The Texas Senate advanced a municipal annexation bill to Gov. Greg Abbott on Sunday, the fifth bill sent to the governor’s desk during the special legislative session set to end in no more than three days.

State Sen. Donna Campbell, R-New Braunfels, answers questions from Sen. Carlos Uresti, D-San Antonio, about Senate Bill 6, the municipal annexation bill that would require citizen elections for cities to annex adjacent property, on Aug. 13, 2017. 

Bob Daemmrich for the Texas Tribune

The Texas Senate advanced a municipal annexation bill to Gov. Greg Abbott on Sunday, the fifth bill sent to the governor’s desk during the special legislative session set to end in no more than three days.

(Update, Aug. 15: The bill was signed by Gov. Abbott.)

The measure’s author, state Sen. Donna Campbell, R-New Braunfels, moved to accept amendments made in the lower chamber – which passed the bill, with changes, on Friday.

“Members, this is a great deal," Campbell said Sunday. "... It is a huge victory for property rights of Texans." 

The Texas Tribune thanks its sponsors. Become one.

The legislation allows Texans to vote on whether cities in large counties can annex areas outside of their limits — a contentious issue that prompted a filibuster from state Sen. José Menéndez, D-San Antonio, in May.

In an interview with The Texas Tribune Sunday, Menéndez said he was glad he successfully filibustered the bill during the regular session. Had he not done so, he said, lawmakers wouldn’t have added an amendment to the bill that provides a five-mile buffer around military zones.

A similar provision was included in the House version of annexation reform that passed during the regular legislative session, but that provision was stripped out in a conference committee.
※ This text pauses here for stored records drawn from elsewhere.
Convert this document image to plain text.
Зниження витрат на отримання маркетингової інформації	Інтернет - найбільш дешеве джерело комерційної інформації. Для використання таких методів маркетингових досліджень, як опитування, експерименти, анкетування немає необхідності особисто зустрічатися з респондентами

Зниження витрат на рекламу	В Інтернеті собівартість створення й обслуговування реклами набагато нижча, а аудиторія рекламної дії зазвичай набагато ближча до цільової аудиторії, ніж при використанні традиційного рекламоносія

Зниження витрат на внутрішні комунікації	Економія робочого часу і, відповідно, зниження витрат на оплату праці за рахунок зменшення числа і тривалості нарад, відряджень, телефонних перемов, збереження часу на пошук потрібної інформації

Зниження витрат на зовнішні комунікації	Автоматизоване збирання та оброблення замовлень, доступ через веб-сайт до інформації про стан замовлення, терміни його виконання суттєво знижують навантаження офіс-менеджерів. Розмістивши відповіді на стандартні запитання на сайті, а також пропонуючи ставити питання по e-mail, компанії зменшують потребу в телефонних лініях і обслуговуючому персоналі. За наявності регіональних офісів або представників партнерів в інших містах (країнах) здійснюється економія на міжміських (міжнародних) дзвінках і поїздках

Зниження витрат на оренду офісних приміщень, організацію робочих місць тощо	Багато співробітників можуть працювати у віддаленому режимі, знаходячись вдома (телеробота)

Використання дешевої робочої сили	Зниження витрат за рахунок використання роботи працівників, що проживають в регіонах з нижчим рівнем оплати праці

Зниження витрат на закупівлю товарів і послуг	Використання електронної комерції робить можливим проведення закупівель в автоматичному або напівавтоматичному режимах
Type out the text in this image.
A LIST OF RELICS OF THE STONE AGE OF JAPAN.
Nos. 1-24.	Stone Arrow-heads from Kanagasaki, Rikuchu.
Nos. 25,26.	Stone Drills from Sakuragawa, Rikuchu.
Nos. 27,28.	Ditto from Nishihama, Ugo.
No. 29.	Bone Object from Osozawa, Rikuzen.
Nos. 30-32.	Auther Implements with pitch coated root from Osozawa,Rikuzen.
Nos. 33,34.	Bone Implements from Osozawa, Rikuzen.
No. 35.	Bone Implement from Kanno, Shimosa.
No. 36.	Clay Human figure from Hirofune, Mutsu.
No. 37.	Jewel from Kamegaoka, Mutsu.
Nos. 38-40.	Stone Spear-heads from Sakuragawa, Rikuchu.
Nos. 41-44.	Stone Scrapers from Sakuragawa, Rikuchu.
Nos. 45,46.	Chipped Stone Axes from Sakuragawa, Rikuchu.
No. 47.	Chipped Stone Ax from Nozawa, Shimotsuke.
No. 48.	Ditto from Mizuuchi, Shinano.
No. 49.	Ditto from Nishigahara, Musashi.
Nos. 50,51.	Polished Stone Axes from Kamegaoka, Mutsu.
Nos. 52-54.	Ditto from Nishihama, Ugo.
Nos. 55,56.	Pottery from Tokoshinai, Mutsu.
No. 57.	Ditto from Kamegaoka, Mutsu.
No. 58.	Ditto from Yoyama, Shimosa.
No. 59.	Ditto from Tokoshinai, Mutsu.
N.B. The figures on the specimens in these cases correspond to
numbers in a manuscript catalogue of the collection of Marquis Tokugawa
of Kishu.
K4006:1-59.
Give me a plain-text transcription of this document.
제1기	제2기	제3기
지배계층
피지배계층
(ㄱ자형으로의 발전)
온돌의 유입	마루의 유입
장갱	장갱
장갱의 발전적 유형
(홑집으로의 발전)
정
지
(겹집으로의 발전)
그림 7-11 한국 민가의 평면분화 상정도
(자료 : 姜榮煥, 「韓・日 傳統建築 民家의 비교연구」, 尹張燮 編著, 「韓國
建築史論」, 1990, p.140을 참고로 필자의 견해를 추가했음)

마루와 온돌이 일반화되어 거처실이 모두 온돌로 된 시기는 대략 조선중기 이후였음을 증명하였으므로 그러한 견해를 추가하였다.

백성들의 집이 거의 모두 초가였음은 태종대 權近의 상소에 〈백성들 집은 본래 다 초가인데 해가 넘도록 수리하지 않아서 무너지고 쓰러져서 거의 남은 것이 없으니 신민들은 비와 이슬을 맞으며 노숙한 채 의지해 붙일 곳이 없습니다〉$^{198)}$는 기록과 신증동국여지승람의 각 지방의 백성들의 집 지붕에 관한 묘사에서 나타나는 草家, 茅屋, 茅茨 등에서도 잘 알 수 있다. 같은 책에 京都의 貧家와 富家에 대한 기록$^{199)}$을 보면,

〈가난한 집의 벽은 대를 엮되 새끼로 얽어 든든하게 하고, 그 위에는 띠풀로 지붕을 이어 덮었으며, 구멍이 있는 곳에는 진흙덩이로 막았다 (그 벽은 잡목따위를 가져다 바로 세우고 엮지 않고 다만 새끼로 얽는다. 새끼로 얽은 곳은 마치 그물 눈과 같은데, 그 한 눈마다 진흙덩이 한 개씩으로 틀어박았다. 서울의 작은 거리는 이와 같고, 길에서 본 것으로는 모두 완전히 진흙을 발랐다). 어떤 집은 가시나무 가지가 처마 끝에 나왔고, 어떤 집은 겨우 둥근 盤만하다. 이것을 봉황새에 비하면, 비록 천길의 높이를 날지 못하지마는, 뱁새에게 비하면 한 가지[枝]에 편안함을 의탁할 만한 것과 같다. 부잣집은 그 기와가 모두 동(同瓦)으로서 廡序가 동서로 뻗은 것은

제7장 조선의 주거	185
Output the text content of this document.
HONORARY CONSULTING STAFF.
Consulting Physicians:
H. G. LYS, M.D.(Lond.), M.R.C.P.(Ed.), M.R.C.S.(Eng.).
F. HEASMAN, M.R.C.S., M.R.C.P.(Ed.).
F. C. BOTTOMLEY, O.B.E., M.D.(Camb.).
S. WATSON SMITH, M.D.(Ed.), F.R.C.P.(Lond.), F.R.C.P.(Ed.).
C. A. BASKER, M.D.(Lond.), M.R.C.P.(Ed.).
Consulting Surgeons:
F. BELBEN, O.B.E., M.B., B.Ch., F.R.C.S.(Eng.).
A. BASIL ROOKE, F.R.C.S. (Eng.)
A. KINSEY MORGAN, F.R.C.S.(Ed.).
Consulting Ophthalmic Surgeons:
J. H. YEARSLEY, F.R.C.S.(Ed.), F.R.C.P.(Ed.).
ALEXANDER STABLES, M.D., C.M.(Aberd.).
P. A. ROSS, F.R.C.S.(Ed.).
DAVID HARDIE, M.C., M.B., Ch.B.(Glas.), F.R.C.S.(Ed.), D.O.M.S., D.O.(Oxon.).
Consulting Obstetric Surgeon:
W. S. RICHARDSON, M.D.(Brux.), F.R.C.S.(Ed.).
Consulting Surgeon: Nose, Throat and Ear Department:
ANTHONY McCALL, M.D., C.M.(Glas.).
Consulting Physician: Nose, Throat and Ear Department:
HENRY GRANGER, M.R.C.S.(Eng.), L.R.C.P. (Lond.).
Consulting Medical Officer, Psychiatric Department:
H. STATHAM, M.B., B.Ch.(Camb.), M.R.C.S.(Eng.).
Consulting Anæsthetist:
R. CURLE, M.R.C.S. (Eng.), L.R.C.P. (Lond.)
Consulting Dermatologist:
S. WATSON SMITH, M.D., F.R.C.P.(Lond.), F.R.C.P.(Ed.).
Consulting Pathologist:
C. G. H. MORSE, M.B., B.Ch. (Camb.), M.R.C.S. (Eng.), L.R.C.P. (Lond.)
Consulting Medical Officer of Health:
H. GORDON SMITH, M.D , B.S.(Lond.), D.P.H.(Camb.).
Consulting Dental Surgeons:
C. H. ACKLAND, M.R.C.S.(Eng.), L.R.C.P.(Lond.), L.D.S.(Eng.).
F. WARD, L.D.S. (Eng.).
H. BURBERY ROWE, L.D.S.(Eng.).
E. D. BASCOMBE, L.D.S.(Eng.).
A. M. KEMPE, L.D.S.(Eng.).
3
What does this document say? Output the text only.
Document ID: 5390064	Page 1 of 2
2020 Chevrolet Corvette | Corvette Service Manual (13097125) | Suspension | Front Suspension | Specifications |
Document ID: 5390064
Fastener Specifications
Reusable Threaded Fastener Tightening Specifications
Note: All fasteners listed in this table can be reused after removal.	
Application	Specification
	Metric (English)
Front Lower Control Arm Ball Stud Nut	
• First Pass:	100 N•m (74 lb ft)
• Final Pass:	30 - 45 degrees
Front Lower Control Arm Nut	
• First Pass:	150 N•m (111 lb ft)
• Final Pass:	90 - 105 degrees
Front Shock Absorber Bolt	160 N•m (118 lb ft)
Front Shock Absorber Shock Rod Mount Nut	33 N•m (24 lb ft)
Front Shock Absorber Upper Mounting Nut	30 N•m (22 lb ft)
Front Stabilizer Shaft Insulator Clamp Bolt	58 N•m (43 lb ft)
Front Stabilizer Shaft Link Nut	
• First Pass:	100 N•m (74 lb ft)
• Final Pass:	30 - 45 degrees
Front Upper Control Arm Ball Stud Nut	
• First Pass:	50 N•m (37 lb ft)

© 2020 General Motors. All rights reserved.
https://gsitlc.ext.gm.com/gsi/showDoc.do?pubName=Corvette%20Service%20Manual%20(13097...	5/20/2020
“Obviously, in one huge respect for the city of San Antonio, it’s a much better bill from the perspective that we finally got the five-mile buffer that I had asked for during the regular session,” Menéndez said. “Had [Campbell] kept that five-mile buffer, we wouldn’t have had to filibuster.”

Previously Menéndez and other proponents of the five-mile buffer argued that land development around military bases could hinder base missions. That's why it's important, they argued, that cities don't face barriers to regulating that land when necessary — in part to make sure the nearby base's needs are considered as development expands.

But Menéndez again voiced opposition to the measure Sunday, this time about how the bill would impact residents’ access to public services, like trash pick-up and police protection. He referenced a land-swap agreement between the cities of San Antonio and Converse, in particular.

“The reason I voted against it was my concern with the city of Converse and the city of San Antonio’s 17-year land-swap agreement that was not excluded in this version, as it was when the first bill came through during the regular session,” Menéndez said. “I’m concerned many of my constituents may not have those services extended to them as they would when they come into the city of Converse.”